Я подхватила урну и ушла с солнечного света к нему в темноту. А то ведь будет смотреть, пока голова не разболится.
Живым нужно наше внимание и любовь. А мертвым память. Я бродила по вилле своего босса и думала о маме. Когда она звонила мне, то голос ее звучал беззаботно даже счастливо. Ей нравилось здесь, она успела всей душой полюбить теплое море, и огорчало ее лишь то, что мы, ее семья, так далеко. Что ж… пусть и слишком поздно, но мы встретимся.
* * *
Похороны мамы прошли спокойно, красиво и с достоинством. Мы выехали на катере в море, Александр раздобыл где-то скрипача, который играл спокойную и печальную мелодию. Каждая из нас сказала про маму несколько добрых слов.
- Она была половиной моей души, -- сказала Вера.
-- Она была лучшей мамой на свете, -- поддержала ее Викки.
-- Мы всегда будем любить ее, -- закончила я. Босс стоял в стороне, одетый в строгий черный костюм. Он ничего не говорил, а наблюдал, скрывшись от лучей закатного солнца.

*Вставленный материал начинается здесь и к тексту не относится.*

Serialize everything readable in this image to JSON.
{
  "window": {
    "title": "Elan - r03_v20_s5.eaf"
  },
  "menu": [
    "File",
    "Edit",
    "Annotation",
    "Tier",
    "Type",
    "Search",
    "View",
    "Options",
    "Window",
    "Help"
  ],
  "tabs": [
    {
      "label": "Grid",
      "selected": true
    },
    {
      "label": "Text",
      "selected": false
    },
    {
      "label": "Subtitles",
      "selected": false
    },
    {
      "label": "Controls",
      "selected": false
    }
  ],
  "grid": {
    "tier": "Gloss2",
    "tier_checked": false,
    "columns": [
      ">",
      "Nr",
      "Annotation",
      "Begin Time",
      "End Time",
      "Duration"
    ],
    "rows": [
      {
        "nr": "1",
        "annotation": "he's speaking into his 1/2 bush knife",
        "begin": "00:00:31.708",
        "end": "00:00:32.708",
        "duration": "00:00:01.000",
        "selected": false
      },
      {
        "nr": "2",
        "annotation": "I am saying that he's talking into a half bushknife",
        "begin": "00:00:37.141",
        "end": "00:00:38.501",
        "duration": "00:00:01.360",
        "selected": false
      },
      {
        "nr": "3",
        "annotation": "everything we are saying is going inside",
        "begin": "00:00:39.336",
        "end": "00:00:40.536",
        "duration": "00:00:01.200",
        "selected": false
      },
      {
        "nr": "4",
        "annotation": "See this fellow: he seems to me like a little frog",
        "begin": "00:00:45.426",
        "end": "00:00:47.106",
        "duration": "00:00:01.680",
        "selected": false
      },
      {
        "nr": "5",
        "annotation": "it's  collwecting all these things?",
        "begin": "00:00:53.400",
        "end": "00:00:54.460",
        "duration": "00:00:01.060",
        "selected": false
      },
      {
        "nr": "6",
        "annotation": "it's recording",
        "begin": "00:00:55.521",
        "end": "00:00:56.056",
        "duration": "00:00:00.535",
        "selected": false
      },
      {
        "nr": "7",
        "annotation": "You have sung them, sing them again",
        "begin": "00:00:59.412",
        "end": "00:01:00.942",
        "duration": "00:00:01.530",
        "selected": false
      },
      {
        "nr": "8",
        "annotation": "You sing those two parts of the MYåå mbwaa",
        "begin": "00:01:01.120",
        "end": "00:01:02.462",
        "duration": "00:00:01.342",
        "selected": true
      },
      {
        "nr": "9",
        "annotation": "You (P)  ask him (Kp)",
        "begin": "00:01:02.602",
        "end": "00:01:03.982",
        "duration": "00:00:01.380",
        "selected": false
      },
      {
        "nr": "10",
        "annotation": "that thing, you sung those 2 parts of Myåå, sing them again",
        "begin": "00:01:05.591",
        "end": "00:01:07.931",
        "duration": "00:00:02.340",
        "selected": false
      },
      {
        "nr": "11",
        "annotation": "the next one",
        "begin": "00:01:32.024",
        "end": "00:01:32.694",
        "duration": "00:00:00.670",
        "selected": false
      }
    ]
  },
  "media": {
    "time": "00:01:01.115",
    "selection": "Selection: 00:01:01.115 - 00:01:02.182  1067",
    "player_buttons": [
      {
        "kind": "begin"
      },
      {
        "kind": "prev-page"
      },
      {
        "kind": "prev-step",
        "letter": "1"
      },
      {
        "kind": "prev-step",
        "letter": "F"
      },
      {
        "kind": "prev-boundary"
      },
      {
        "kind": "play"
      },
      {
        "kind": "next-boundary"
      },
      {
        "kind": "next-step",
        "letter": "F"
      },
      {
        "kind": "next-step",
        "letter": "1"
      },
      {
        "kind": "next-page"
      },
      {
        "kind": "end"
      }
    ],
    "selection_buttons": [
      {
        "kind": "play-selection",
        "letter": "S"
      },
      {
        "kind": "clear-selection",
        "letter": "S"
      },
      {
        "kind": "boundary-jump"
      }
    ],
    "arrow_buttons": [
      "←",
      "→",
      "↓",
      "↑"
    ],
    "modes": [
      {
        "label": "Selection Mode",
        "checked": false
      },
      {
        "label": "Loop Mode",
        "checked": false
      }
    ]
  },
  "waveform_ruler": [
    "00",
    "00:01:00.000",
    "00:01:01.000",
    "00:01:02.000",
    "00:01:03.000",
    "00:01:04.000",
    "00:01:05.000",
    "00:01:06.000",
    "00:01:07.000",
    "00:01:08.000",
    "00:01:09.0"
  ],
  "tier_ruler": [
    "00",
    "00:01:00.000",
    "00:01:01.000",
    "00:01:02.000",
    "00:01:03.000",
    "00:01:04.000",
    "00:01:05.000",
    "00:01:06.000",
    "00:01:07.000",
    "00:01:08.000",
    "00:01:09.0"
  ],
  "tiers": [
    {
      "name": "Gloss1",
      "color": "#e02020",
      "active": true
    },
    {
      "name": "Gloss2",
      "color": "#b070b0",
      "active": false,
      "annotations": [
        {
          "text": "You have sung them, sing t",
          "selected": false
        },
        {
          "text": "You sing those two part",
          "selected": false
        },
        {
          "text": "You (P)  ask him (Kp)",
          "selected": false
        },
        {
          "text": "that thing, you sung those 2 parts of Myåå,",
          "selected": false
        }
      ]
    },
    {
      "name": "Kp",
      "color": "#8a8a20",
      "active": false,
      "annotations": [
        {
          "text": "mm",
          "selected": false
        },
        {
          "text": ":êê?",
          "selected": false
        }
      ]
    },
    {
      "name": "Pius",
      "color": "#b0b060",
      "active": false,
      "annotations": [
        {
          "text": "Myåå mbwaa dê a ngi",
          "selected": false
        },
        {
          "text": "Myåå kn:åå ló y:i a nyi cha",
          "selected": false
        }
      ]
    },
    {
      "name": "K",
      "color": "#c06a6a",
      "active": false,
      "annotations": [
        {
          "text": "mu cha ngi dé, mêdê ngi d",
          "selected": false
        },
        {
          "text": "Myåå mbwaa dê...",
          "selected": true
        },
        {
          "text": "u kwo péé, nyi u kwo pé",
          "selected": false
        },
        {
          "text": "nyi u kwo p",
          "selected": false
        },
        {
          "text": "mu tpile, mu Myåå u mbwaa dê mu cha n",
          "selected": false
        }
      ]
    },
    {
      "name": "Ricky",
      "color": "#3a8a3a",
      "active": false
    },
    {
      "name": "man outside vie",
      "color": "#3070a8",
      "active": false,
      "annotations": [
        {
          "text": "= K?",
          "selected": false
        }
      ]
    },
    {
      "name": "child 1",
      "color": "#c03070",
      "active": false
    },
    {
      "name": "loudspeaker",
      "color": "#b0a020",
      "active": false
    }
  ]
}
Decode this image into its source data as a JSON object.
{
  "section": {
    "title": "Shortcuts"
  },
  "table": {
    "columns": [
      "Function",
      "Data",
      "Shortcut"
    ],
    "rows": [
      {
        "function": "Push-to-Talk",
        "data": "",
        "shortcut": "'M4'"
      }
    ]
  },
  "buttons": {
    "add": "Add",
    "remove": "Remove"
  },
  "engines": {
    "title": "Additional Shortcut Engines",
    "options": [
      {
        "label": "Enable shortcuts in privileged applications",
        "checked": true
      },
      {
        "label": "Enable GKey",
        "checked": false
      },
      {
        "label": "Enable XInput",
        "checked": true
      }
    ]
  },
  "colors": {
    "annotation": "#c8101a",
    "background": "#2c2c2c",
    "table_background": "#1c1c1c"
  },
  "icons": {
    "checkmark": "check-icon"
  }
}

Пепел отправился в море, но не сразу. Подхваченный резким порывом ветра он взлетел над водой, словно душа мамы вырвалась на свободу. А затем в невесомом поцелуе прильнул к воде и растворился в ней. «Прощай, мама» -- прошептала я и почувствовала, как горячие слезы рассекают мои щеки. Я нашла ее, спасла из Октавии только для того, чтобы потерять. Чувство вины грызло изнутри, ведь не забери я ее от Аэрина, она бы все еще была жива. Бродила бы словно принцесса по заколдованному замку, гуляла по своей оранжерее, разговаривала с белоголовым попугаем.
Внезапно над водой разнесся громкий звук. Мы задрали головы, чтобы увидеть его источник, и только Александр оставался спокоен. В ответ на мой растерянный взгляд, босс сказал:
-- Я подумал, Аэрин имеет право знать, что случилось. Он не успел приехать, да и посчитал, что ему здесь будут не рады, но не поучаствовать в похоронах не мог.
Никто не посмел осудить Александра за его самоуправство. В конце концов то, что он сделал было правильно. И даже Вера, острая на язык, притихла, с восхищением смотрела вверх. С неба словно капли крови посыпались розы. Они летели в воду, накрывая собой всю бухту. Тысячи и тысячи розовых бутонов кроваво-алого оттенка льнули к воде, замирали на ней молчаливым признанием в чужом горе. Многим позже я узнала, что цветы, устлавшие бухту Балос были канадскими розами сорта Надежда. Узнала, потому что на похоронах самого Аэрина были такие же. Мужчина пережил мою маму не надолго, он умер спустя неделю после ее смерти. От горя.